Transforming the data at motion into the data in rest is not an easy task and through this post, I will try to show why and how to implement it with Apache Kafka.

"Too small and too many" problem

The problem of moving the records from a streaming broker to file system static sink can be reformulated as a problem of transforming data in motion into data at rest. At first glance, this transformation seems easy because we can simply read the data in micro-batches and write them to some directory. It would be fine for all use cases which don't involve event-time partitioned data. But it's not the case because the partitioned data has the advantage of reducing the volume of data to read, especially in time-series oriented computations.

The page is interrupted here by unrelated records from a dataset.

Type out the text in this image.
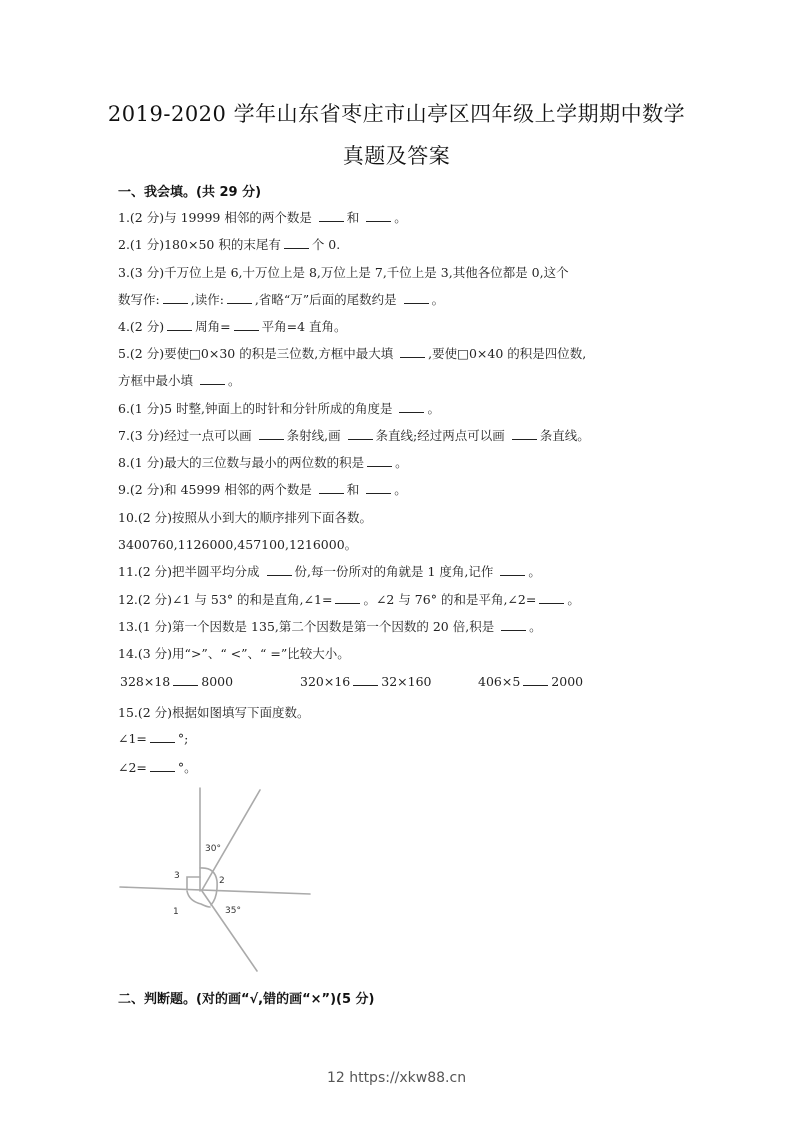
2019-2020 学年山东省枣庄市山亭区四年级上学期期中数学
真题及答案
一、我会填。(共 29 分)
1.(2 分)与 19999 相邻的两个数是 和 。
2.(1 分)180×50 积的末尾有 个 0.
3.(3 分)千万位上是 6,十万位上是 8,万位上是 7,千位上是 3,其他各位都是 0,这个
数写作: ,读作: ,省略“万”后面的尾数约是 。
4.(2 分) 周角= 平角=4 直角。
5.(2 分)要使□0×30 的积是三位数,方框中最大填 ,要使□0×40 的积是四位数,
方框中最小填 。
6.(1 分)5 时整,钟面上的时针和分针所成的角度是 。
7.(3 分)经过一点可以画 条射线,画 条直线;经过两点可以画 条直线。
8.(1 分)最大的三位数与最小的两位数的积是 。
9.(2 分)和 45999 相邻的两个数是 和 。
10.(2 分)按照从小到大的顺序排列下面各数。
3400760,1126000,457100,1216000。
11.(2 分)把半圆平均分成 份,每一份所对的角就是 1 度角,记作 。
12.(2 分)∠1 与 53° 的和是直角,∠1= 。∠2 与 76° 的和是平角,∠2= 。
13.(1 分)第一个因数是 135,第二个因数是第一个因数的 20 倍,积是 。
14.(3 分)用“>”、“ <”、“ =”比较大小。
328×18 8000	320×16 32×160	406×5 2000
15.(2 分)根据如图填写下面度数。
∠1= °;
∠2= °。
30°
2
3
1	35°
二、判断题。(对的画“√,错的画“×”)(5 分)
12 https://xkw88.cn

A sensible point of this transformation concerns data quality. Streaming data may be late, e.g. one device may be offline for long hours before it will be able to send locally buffered records. If you accept such records, you risk to end up with a lot of small files in your batch layer because of these out-of-order messages. That's what I called this section "too small, too many".

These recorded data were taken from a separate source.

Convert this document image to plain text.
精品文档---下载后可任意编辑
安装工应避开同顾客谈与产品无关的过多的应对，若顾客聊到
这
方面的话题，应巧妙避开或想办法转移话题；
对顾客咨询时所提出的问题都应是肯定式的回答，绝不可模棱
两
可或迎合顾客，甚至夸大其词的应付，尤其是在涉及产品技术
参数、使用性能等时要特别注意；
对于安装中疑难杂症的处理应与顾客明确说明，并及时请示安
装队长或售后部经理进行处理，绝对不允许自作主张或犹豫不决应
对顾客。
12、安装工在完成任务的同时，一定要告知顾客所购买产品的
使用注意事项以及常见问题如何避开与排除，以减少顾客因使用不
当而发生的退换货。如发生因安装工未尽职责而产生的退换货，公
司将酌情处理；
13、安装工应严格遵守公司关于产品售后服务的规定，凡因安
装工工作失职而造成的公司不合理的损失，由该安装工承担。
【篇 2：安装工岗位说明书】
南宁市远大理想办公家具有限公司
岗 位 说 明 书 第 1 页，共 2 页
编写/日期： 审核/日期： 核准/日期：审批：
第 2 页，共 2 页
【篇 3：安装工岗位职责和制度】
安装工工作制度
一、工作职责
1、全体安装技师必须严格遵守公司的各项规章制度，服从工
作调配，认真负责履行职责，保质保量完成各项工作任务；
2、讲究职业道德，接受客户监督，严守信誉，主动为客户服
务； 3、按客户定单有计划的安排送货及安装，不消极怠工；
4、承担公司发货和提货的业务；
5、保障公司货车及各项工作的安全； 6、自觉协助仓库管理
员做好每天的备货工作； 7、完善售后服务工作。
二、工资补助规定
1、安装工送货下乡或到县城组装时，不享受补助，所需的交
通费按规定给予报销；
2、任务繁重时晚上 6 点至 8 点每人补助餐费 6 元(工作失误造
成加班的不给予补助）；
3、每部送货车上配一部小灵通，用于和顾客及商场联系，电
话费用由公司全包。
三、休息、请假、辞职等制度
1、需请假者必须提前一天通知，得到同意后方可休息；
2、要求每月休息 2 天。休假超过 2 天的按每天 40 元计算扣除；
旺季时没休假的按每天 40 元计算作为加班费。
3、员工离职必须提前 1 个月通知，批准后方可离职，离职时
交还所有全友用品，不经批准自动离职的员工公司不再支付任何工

If you have a lot of small files, they will have a negative impact of the batch processing side because of increased I/O rate. And if you have some I/O constraints, you shouldn't neglect that fact. There are also historical reasons for the systems like HDFS where a big number of small files will negatively impact the node storing the file system organization (NameNode in HDFS; see Handling small files in HDFS).

Even though the streaming broker is the main component of modern data-architectures, not all use cases require high latency and not all are able to process the data in small micro-batches. Because of that the batch storage layer is an indissociable part of such systems. Fortunately, the solutions exist to consolidate real-time events into static partitioned blocks of data. None of them is perfect though. You will always have a risk to have some small files from time to time because of very late events. But generally, they should provide quite correct results. In the next sections, I will show 3 possible solutions to solve the problem of moving data from streaming to file system.

Solution 1: Kafka Connect

Through Kafka Connect connectors, Apache Kafka supports natively what we want to achieve here. A connector is a scalable and fault-tolerant plugin able to move the data in 2 directions (in/out). The nice thing is that there are a lot of available connectors which are maintained by Confluent and the community. Moreover, the connectors are released with Confluent Community Licence and their code is open. Here I will focus on the HDFS connector but I invite you to check the list of all available ones (there are plenty of them working with cloud providers storage layers).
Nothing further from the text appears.